In addition to the standard HMS scheduling component described above, we amended the HMS to include a PD-specific regimen of higher complexity to assess more accurately the medication schedules these patients face, in addition to common medications, such as antibiotics and aspirin. This additional component, presented in Appendix 2, was completed after the standard HMS component and scored similarly: compliance with timing of doses, method, and daily dosage of Parkinson’s medication (3 points) and 1 point awarded for identifying that water is to be taken with medication. The two schedules were completed at the participant’s own pace or until a total of 8 minutes had elapsed. We created a total schedule score incorporating the standard HMS schedule and the PD medication schedule ranging from 0 to 13.
Pillbox
Instructions for the standard HMS Pillbox Component require participants to fill in a common 1-day pillbox using the written directions from the HMS Schedule Component (see Appendix 1 for instructions). We modified the Pillbox Component to include an additional PD medication prescription. After completing the schedules described above, the participant was given an eight-ounce bottle of aspirin and two prescription bottles with non-childproof caps. The first bottle, labeled “antibiotic”, contained 10 capsules filled with an inert powder, such as cornstarch or baking powder. The instructions on the bottle read, “Take one capsule three times a day.” The second bottle, labeled “Parkinson’s disease medication”, contained 10 capsules, filled with an inert colored powder (to differentiate from the antibiotic). The instructions on the bottle read, “Take one capsule five times a day.” The participant was then given a pillbox with four open compartments labeled “morning”, “noon”, “evening”, and “bed” and instructed to follow the same instructions for filling as for the schedules (which remained available). The pillbox was scored for proper placement of the proper numbers of antibiotics (1 point), aspirin (1 point), and PD medication (1 point), to obtain a maximum possible score of 3. For example, a hypothetical schedule for PD medications would be at 7:30am, 9:00am, 1:00pm, 5:30pm, and 9:00pm. Therefore, in order to receive 1 point for PD medication, the participant would need to place two capsules in the “morning” compartment, and one capsule in “noon”, “evening”, and “bed”. The pillbox was completed at the participant’s own pace or until a total of four minutes had elapsed.

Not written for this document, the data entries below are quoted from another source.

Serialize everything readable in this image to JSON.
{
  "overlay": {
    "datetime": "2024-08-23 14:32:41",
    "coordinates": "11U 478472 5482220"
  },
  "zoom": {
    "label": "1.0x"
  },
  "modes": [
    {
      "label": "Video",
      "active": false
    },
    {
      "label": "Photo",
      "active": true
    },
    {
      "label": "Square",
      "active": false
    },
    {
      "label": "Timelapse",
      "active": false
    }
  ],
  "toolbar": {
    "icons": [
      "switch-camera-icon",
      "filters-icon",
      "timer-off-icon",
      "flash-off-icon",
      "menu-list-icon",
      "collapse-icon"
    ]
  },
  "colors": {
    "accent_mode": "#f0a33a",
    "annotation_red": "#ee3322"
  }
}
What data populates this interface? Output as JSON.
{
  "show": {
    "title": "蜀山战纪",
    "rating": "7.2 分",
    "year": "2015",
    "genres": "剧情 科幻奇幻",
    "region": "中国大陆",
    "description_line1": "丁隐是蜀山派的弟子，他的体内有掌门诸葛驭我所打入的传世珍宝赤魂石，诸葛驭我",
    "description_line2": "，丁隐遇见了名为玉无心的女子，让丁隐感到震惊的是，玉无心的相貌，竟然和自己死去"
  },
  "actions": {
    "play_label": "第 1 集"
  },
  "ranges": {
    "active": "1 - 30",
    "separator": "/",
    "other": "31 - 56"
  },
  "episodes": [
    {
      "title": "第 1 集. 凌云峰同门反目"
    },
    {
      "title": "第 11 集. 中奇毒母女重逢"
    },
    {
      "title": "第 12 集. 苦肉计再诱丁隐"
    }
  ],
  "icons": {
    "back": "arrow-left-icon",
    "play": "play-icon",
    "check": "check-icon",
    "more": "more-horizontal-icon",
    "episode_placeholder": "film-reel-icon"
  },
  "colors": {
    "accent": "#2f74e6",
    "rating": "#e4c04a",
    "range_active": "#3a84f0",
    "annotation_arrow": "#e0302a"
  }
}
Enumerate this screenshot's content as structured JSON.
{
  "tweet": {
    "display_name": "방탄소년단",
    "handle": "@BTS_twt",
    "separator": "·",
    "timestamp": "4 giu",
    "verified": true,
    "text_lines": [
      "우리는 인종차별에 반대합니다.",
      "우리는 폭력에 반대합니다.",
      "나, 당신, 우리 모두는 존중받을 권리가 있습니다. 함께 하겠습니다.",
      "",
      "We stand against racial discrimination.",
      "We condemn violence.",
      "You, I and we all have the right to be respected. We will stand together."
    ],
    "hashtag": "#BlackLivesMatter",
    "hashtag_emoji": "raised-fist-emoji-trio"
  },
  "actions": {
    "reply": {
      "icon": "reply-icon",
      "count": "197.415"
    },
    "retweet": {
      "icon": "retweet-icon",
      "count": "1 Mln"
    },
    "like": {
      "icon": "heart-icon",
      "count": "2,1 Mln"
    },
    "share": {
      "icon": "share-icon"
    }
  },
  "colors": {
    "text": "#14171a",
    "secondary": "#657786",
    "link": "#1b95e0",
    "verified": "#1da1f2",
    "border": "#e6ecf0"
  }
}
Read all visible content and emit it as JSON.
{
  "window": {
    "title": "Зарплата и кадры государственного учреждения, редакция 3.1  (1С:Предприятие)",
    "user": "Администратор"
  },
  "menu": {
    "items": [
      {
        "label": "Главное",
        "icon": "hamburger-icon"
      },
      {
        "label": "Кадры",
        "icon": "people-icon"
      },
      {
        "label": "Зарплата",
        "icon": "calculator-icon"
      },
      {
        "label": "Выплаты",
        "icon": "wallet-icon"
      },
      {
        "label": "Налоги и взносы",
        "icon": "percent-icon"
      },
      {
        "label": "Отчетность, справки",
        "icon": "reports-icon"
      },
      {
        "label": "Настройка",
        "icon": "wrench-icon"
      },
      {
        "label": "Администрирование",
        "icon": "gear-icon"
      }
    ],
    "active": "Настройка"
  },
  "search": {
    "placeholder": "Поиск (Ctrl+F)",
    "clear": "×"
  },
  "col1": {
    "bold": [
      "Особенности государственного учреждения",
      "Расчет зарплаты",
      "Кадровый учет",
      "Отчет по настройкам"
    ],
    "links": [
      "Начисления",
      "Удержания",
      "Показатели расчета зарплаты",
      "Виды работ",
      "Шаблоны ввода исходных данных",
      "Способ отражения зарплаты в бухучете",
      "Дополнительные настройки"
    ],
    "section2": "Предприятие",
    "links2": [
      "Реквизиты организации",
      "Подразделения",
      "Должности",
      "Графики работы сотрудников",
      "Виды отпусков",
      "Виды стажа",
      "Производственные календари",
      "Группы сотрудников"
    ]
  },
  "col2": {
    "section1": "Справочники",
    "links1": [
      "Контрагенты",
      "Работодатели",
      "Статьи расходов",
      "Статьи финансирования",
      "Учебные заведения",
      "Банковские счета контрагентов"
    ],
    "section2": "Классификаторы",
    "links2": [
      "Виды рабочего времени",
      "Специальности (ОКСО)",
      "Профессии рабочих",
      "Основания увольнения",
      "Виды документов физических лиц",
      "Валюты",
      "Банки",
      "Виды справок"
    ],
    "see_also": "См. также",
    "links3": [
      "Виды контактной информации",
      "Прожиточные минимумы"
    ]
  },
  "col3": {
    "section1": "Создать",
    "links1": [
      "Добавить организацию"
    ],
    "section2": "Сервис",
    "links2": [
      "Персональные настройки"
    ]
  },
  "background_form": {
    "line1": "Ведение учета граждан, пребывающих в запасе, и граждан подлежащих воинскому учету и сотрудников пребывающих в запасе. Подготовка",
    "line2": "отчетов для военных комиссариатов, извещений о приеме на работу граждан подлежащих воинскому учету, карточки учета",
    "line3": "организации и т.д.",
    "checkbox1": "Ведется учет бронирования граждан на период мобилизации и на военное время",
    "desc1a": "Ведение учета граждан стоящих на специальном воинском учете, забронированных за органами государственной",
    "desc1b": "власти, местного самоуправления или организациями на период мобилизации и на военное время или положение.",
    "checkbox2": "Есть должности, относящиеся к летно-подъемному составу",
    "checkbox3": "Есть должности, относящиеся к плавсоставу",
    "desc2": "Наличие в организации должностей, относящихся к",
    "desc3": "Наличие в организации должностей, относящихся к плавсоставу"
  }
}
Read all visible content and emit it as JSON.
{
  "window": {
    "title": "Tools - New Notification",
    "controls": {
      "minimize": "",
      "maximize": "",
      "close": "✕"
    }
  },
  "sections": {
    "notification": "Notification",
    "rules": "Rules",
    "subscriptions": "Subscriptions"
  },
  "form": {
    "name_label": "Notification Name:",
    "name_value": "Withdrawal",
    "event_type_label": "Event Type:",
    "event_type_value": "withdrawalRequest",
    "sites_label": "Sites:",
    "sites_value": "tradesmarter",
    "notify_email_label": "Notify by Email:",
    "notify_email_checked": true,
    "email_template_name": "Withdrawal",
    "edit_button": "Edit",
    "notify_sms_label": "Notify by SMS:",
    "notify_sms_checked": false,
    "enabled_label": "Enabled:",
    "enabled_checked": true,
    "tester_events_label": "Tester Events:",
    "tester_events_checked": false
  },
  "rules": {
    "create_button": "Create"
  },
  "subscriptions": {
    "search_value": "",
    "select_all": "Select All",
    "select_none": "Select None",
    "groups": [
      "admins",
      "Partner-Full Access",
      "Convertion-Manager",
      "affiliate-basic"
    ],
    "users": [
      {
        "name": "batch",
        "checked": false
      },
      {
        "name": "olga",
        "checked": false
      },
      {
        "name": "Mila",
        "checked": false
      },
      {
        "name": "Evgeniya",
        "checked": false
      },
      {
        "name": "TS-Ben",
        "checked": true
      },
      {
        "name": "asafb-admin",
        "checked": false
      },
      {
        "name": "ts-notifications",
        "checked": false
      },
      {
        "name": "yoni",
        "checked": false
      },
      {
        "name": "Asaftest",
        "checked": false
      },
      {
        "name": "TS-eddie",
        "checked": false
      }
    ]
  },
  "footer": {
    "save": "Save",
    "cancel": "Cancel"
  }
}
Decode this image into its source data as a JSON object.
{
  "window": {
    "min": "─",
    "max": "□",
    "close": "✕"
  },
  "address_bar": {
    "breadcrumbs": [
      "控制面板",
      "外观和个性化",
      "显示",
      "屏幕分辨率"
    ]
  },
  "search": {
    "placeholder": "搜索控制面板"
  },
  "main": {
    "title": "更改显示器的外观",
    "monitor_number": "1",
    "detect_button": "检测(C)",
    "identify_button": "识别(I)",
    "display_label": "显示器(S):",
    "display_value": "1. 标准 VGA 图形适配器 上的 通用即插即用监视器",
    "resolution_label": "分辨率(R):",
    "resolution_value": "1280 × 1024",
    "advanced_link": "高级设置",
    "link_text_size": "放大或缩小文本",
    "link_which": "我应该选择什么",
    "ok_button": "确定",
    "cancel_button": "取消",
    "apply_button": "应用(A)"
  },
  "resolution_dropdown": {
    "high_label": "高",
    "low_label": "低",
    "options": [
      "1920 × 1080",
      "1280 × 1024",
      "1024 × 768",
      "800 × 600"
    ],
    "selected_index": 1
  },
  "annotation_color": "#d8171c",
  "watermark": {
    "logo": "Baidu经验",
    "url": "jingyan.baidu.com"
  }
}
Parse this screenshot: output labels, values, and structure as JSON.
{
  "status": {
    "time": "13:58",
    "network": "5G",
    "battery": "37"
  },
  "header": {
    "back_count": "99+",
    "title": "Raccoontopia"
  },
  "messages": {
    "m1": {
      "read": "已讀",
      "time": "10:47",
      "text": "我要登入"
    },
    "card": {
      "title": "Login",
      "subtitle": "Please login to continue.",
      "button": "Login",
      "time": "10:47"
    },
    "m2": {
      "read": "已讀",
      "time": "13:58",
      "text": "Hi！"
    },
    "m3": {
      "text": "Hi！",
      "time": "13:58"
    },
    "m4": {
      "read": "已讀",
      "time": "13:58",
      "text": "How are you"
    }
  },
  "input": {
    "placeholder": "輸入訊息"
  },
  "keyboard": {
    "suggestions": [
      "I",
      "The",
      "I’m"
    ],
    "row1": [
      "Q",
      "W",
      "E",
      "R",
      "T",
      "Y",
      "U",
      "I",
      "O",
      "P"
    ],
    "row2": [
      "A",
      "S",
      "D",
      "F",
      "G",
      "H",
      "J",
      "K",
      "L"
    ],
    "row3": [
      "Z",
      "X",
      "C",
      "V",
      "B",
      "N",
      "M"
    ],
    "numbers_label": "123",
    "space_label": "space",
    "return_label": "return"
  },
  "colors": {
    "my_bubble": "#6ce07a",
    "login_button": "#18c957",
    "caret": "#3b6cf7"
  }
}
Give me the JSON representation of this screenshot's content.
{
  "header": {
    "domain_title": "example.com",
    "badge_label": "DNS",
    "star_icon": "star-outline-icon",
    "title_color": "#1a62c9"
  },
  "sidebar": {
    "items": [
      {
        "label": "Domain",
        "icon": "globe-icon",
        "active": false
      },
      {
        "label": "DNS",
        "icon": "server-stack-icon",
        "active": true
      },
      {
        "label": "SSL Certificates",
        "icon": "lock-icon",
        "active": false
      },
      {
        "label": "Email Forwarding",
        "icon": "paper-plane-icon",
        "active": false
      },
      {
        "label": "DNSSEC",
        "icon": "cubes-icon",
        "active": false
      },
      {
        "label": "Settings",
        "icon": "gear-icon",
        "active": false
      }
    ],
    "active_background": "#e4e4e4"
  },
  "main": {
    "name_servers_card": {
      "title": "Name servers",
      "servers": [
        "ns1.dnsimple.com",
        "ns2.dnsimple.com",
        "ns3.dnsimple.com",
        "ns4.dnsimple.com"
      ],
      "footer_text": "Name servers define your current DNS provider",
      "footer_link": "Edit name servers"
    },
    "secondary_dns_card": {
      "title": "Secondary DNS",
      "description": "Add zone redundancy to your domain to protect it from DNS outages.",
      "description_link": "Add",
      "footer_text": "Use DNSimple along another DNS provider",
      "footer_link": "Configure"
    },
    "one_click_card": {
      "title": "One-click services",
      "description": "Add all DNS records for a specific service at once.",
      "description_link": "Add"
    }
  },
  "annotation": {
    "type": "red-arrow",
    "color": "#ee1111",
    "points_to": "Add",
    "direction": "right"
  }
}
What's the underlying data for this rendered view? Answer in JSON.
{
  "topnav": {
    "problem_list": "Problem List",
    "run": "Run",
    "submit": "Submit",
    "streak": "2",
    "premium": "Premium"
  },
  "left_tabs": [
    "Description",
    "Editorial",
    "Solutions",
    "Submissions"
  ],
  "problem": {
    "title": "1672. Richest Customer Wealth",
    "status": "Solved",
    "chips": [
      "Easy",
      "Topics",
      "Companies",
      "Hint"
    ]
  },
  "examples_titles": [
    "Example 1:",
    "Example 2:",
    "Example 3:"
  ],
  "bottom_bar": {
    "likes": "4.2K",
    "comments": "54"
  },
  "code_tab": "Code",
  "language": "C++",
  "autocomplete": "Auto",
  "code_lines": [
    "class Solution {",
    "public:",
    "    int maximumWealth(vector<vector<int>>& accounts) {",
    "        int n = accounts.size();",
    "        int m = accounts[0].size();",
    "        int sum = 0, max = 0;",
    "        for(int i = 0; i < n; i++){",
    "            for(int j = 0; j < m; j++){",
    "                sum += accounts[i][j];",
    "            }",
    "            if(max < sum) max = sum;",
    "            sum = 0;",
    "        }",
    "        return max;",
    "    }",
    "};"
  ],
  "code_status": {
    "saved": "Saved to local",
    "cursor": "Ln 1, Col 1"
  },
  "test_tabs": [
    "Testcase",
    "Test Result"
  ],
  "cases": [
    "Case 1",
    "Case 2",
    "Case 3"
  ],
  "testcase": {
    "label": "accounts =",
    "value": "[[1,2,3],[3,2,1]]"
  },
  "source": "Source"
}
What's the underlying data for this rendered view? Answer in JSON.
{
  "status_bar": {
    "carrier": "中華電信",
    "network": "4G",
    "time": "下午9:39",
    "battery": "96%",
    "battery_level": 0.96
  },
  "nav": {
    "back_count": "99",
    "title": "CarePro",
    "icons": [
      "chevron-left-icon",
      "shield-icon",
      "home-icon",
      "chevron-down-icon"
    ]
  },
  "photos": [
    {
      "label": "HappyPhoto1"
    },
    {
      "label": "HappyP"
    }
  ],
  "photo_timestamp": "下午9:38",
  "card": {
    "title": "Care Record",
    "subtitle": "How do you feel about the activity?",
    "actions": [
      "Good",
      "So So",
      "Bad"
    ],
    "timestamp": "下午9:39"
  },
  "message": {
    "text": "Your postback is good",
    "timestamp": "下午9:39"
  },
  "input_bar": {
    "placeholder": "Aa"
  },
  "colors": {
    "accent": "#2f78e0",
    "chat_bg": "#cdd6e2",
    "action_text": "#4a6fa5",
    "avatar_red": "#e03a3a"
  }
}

Self-report of medication difficulty
All participants answered “Yes” or “No” to the single question, “Do you have difficulty managing your own medications?”
Cognitive and motor examination
All participants completed a battery of common neuropsychological measures including tests of verbal memory, attention, executive functioning, and manual dexterity. These well-known measures included: Hopkins Verbal Learning Test – Revised Edition (HVLT-R; Brandt & Benedict, 2001), Digit Span subtest of the Wechsler Adult Intelligence Scale – Third Edition (Wechsler, 1997), Trail Making Test (Army Individual Test Battery, 1944), Wisconsin Card Sorting Test-64 item (WCST; Kongs, Thompson, Iverson, & Heaton, 2000), and Grooved Pegboard Test (Lafayette Instruments, 2002). Tests were administered and scored according to standard procedures as detailed in respective test manuals. For Trail Making Part B, 300 seconds was used as cut-off. Due to time constraints one patient was not administered the delayed recall of the HVLT-R and another participant was not administered the WCST-64. These data were left missing for subsequent analyses. The clinical motor examination included the United Parkinson’s Disease Rating Scale (UPDRS; Fahn & Elton, 1987) conducted by the patients’ treating movement disorder specialist.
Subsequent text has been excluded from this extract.